The crown is an unfortunate choice.
The mantle, whatever you want to call it.
But the...um... You get sluggish and things don't work as well.
-And did you feel that Tom Cruise was the man to hand over to?
-Yes, very much so.
-[ Indistinct talking over PA ] -In the hypnotic tracking shot, Scorsese expressed the quintessence of what Newman had become -- a presence.
-[ Indistinct talking over PA ] -No longer gazed upon, but gazing out, Newman surveyed his surroundings as if trying to assess the distance between the world and himself.
-[ Indistinct talking over PA ] Lorenzo Kennedy will be playing, and we welcome back Fast Eddie Felson.
[ Applause ] -The winner is Paul Newman.
[ Cheers and applause ] -For "The Color of Money", Newman finally received official recognition from his peers.
He was 62 years old.
-I would like to congratulate Paul, who's not here tonight, and this award, Paul, is long overdue.
[ Applause ] -It's been a long time, and it's like chasing a beautiful woman for 80 years, and she finally says, "Well, here I am" And you say, "And so?
Now what?"
I guess I may have been competitive about acting at one point in my life.
I'm certainly not competitive anymore.
-For Newman, the time had come to step down.
He would only rarely return to moviemaking.

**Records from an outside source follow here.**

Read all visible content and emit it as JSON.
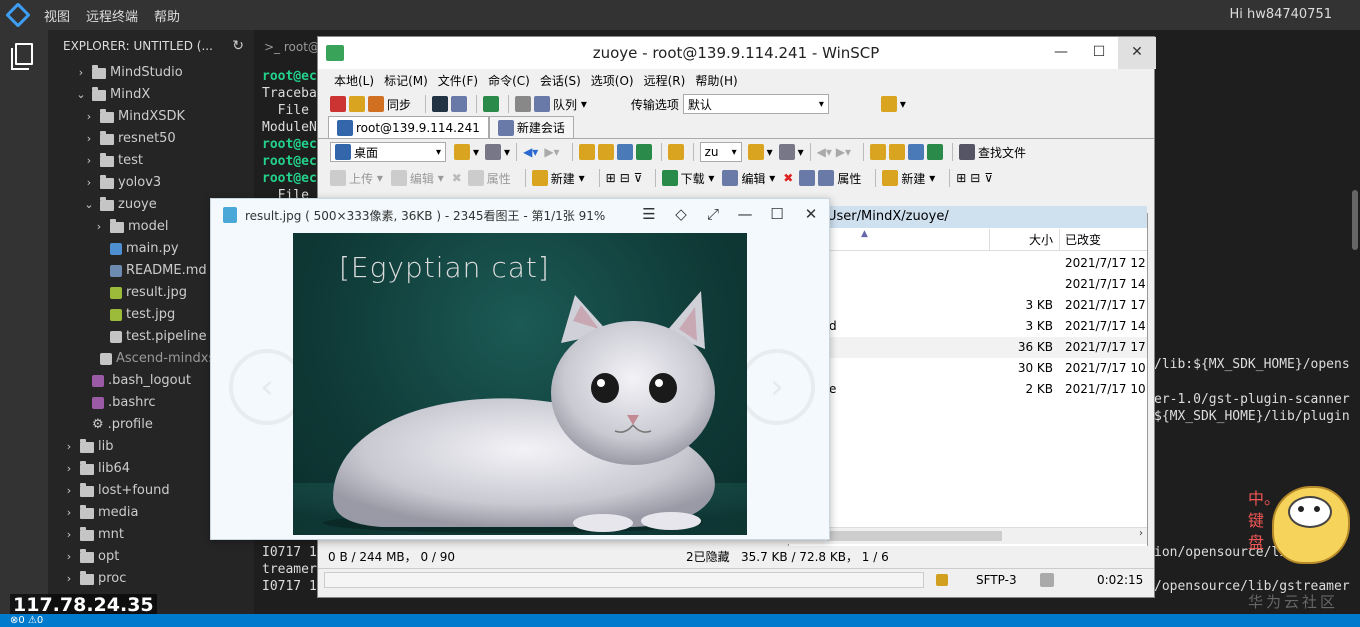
{
  "top": {
    "menu": [
      "视图",
      "远程终端",
      "帮助"
    ],
    "user": "Hi hw84740751"
  },
  "explorer": {
    "header": "EXPLORER: UNTITLED (...",
    "items": [
      {
        "label": "MindStudio",
        "type": "folder",
        "depth": 1,
        "expanded": false
      },
      {
        "label": "MindX",
        "type": "folder",
        "depth": 1,
        "expanded": true
      },
      {
        "label": "MindXSDK",
        "type": "folder",
        "depth": 2,
        "expanded": false
      },
      {
        "label": "resnet50",
        "type": "folder",
        "depth": 2,
        "expanded": false
      },
      {
        "label": "test",
        "type": "folder",
        "depth": 2,
        "expanded": false
      },
      {
        "label": "yolov3",
        "type": "folder",
        "depth": 2,
        "expanded": false
      },
      {
        "label": "zuoye",
        "type": "folder",
        "depth": 2,
        "expanded": true
      },
      {
        "label": "model",
        "type": "folder",
        "depth": 3,
        "expanded": false
      },
      {
        "label": "main.py",
        "type": "py",
        "depth": 3
      },
      {
        "label": "README.md",
        "type": "md",
        "depth": 3
      },
      {
        "label": "result.jpg",
        "type": "jpg",
        "depth": 3
      },
      {
        "label": "test.jpg",
        "type": "jpg",
        "depth": 3
      },
      {
        "label": "test.pipeline",
        "type": "txt",
        "depth": 3
      },
      {
        "label": "Ascend-mindxsdk",
        "type": "txt",
        "depth": 2
      },
      {
        "label": ".bash_logout",
        "type": "sh",
        "depth": 1
      },
      {
        "label": ".bashrc",
        "type": "sh",
        "depth": 1
      },
      {
        "label": ".profile",
        "type": "gear",
        "depth": 1
      },
      {
        "label": "lib",
        "type": "folder",
        "depth": 0,
        "expanded": false
      },
      {
        "label": "lib64",
        "type": "folder",
        "depth": 0,
        "expanded": false
      },
      {
        "label": "lost+found",
        "type": "folder",
        "depth": 0,
        "expanded": false
      },
      {
        "label": "media",
        "type": "folder",
        "depth": 0,
        "expanded": false
      },
      {
        "label": "mnt",
        "type": "folder",
        "depth": 0,
        "expanded": false
      },
      {
        "label": "opt",
        "type": "folder",
        "depth": 0,
        "expanded": false
      },
      {
        "label": "proc",
        "type": "folder",
        "depth": 0,
        "expanded": false
      }
    ]
  },
  "terminal": {
    "tab": ">_ root@",
    "left_lines": [
      {
        "text": "root@ec",
        "green": true
      },
      {
        "text": "Traceba",
        "green": false
      },
      {
        "text": "  File",
        "green": false
      },
      {
        "text": "ModuleN",
        "green": false
      },
      {
        "text": "root@ec",
        "green": true
      },
      {
        "text": "root@ec",
        "green": true
      },
      {
        "text": "root@ec",
        "green": true
      },
      {
        "text": "  File",
        "green": false
      }
    ],
    "bottom_lines": [
      "I0717 1",
      "treamer",
      "I0717 1"
    ],
    "right_lines": [
      "/lib:${MX_SDK_HOME}/opens",
      "er-1.0/gst-plugin-scanner",
      "${MX_SDK_HOME}/lib/plugin",
      "ion/opensource/lib/gs",
      "/opensource/lib/gstreamer"
    ]
  },
  "winscp": {
    "title": "zuoye - root@139.9.114.241 - WinSCP",
    "menu": [
      "本地(L)",
      "标记(M)",
      "文件(F)",
      "命令(C)",
      "会话(S)",
      "选项(O)",
      "远程(R)",
      "帮助(H)"
    ],
    "toolbar": {
      "sync": "同步",
      "queue": "队列",
      "transfer_label": "传输选项",
      "transfer_value": "默认"
    },
    "tabs": [
      "root@139.9.114.241",
      "新建会话"
    ],
    "local_path": "桌面",
    "remote_path_short": "zu",
    "find_files": "查找文件",
    "local_actions": [
      "上传",
      "编辑",
      "属性",
      "新建"
    ],
    "remote_actions": [
      "下载",
      "编辑",
      "属性",
      "新建"
    ],
    "remote_dir": "User/MindX/zuoye/",
    "columns": {
      "size": "大小",
      "modified": "已改变"
    },
    "files": [
      {
        "name": "",
        "size": "",
        "date": "2021/7/17 12:"
      },
      {
        "name": "",
        "size": "",
        "date": "2021/7/17 14:"
      },
      {
        "name": "",
        "size": "3 KB",
        "date": "2021/7/17 17:"
      },
      {
        "name": "d",
        "size": "3 KB",
        "date": "2021/7/17 14:"
      },
      {
        "name": "",
        "size": "36 KB",
        "date": "2021/7/17 17:"
      },
      {
        "name": "",
        "size": "30 KB",
        "date": "2021/7/17 10:"
      },
      {
        "name": "e",
        "size": "2 KB",
        "date": "2021/7/17 10:"
      }
    ],
    "status_left": "0 B / 244 MB，  0 / 90",
    "status_hidden": "2已隐藏",
    "status_right": "35.7 KB / 72.8 KB，  1 / 6",
    "protocol": "SFTP-3",
    "elapsed": "0:02:15"
  },
  "viewer": {
    "title": "result.jpg ( 500×333像素, 36KB ) - 2345看图王 - 第1/1张 91%",
    "label": "[Egyptian cat]"
  },
  "overlay": {
    "ip": "117.78.24.35",
    "watermark": "华为云社区",
    "ime": "中。键盘",
    "status": "⊗0 ⚠0"
  }
}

It was a gradual vanishing act, orchestrated like a long, slow curtain fall.
[ Applause ] He played the lead in a few more movies... ...then shuffled into cameo appearances, becoming increasingly ghostlike.
♪♪ His role as a Mafia godfather in Sam Mendes's "Road to Perdition" allowed him to take his gloomy last bow.
-I'm glad it's you.
-It was his last film appearance.
[ Gunfire ] -Well, I figure I've pretty much had more than I ever bargained for.
I mean, my aspirations as a young man did not encompass anything like this.
So, I could tune out tomorrow and feel that I've had a life that's probably richer and better and more fun and I had a certain kind of thickness that I would never have anticipated as a youngster.